Thin Pink Line: Teaching My Daughter About a Woman’s Place

Thin Pink Line: Teaching My Daughter About a Woman’s Place July 2, 2015

The poorly applied fuchsia lipstick. The nervous stage mothers pounding Starbucks. (The GLITTER SPRAY. God as my witness, there will still be glitter spray eons after the apocalypse. It will outlive the cockroaches and Ted Cruz…) The piles and piles of bobby pins. Strains of Katy Perry lurking around every corner…

It must be recital season. Mercy.

tap hoes

I used to be a dancer. Then I was a dance teacher. Making the leap from performer/choreographer to dance mom has been a stretch for me. Not because I’m grieving some long-dead dreams of Broadway stardom… but because I am far more comfortable positioning kids onstage and shouting out performance notes than I am keeping track of all the tedious details. I could choreograph a ten-year-olds’ jazz, tap or ballet routine in my sleep. But ask me to get my daughter to dress rehearsal on the right day, at the right time, with the right tights and hair pieces, and I am just undone. She had three rehearsals in the weeks before performance, and I screwed up SOMETHING for every single one of them. I was an ok dancer and a pretty great teacher… but put me on the other end of this business, and there is not enough Xanax in the world to entice me to be the “stage mom” in charge of the dressing room scene.
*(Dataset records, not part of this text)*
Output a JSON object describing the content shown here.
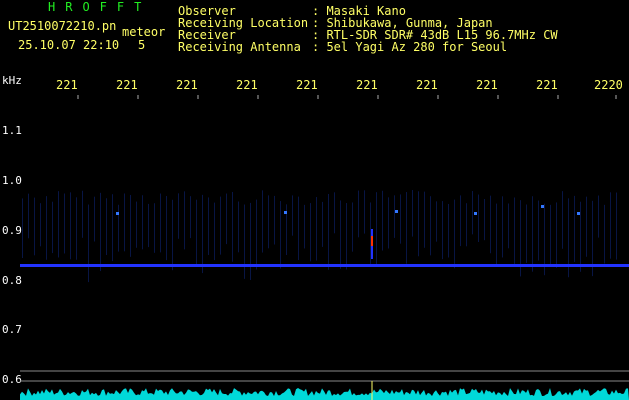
{
  "header": {
    "system": "HROFFT",
    "filename": "UT2510072210.pn",
    "mode": "meteor",
    "datetime": "25.10.07 22:10",
    "count": "5"
  },
  "observer_info": [
    {
      "label": "Observer",
      "value": ":  Masaki Kano"
    },
    {
      "label": "Receiving Location",
      "value": ":  Shibukawa, Gunma, Japan"
    },
    {
      "label": "Receiver",
      "value": ":  RTL-SDR SDR# 43dB L15 96.7MHz CW"
    },
    {
      "label": "Receiving Antenna",
      "value": ":  5el Yagi Az 280 for Seoul"
    }
  ],
  "time_axis": {
    "ticks": [
      "221",
      "221",
      "221",
      "221",
      "221",
      "221",
      "221",
      "221",
      "221",
      "2220"
    ]
  },
  "freq_axis": {
    "unit": "kHz",
    "ticks": [
      "1.1",
      "1.0",
      "0.9",
      "0.8",
      "0.7",
      "0.6"
    ]
  },
  "colors": {
    "text_yellow": "#ffff66",
    "text_green": "#22ee22",
    "noise_line": "#2233ff",
    "spectrum": "#00ffff",
    "meteor_head": "#ff3300"
  }
}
No. Way.

Still—inexplicably, I LOVE RECITAL. But my favorite moment from this one was not watching my kid perform. It was watching her in the final dress rehearsal. And the teachable moment I found in the midst of it.

There was one, 30 minute window for the dancers to rehearse the closing number together on the big stage. This is the one number when ALL the dancers, all age groups, perform together. Needless to say, it was pure chaos.

As each class/age group came onstage, they had a certain place where they were supposed to go. With that many dancers onstage, everything depends on each class landing exactly where they are supposed to be—the green tape, the pink tape, the orange tape, etc.

As my daughter’s class came on, she sashayed her tiny bottom right up front to the pink line—while the rest of her class hesitated, balked, and wandered, eventually, back to the green tape. My daughter, after a moment, moved back to join them.

WRONG. Stop everything. The director turned off the music. Hollered a little bit. Start everything over, because the 6/7 year olds went to the wrong tape. (“All but one of them!” I wanted to shout in my best Mama Rose from the back row. But I DIDN’T, I swear.)

They started over, and eventually, everybody got where they were supposed to be. It was still chaos, but it was at least performance-ready chaos.

“You’re doing great!” I said to her during the lunch break between rehearsal and the show. “I can’t wait for Dad and your brother to see you.”

“Yeah,” she said. “But I went to the wrong line.”

“Actually, YOU went to the right place, ” I said. Then you moved because everybody ELSE was in the wrong place.”

“Yeah…”

And then I had one of those “THIS FEELS WAY TOO IMPORTANT” parenting moments… And I imparted some motherly wisdom that is about so much more than dance, and that I hope she will always remember.

“Listen,” I said. “ALWAYS go where YOU think is the right place. And then maybe other people will follow you there. And you might be wrong sometimes too… But it’s better than being wrong just because everybody else was.”

And then I watched her little wheels turning and I thought, damn, this is a deep chat to be having in this big cloud of glitter spray.

Come performance time, the whole class made it up to the pink line. And it was fine, but would have been fine if they’d totally jacked it up for all time, too.

Thing is, my daughter is not the most graceful or coordinated kid out there. She’s long and gangly like her dad, so she’s basically a baby giraffe who has not quite figured out how to reconcile the distance from her brain to the tips of her toes. But she is a truly joyful performer. She has beautiful form, and given the chance to grow into her limbs, she could be an extraordinary dancer.

But I don’t care. She can be a volley ball player, a track star, or the first chair cellist—all places that her joy and her long limbs can carry her. But wherever she goes, I want her to trust her instincts. I want her to hold her own values above those of the masses; and to value her own self deeply, even when she might be wrong.

I want her to step to the front, even when others hang back; or when people tell her (I triple dog dare them) that she belongs back there, too.

I trust that there will be other days and other ways for her to learn gracious humility, the value of team work, and the gift of, sometimes, empowering other people to lead. But on recital day, I couldn’t help but tell her that she was right to stand up front. She was right to trust herself, to take the lead, and to sling a sassy hip on the downbeat.

Maybe it was the glitter spray. But I think the day, in all its chaos, was pretty sparkly after all.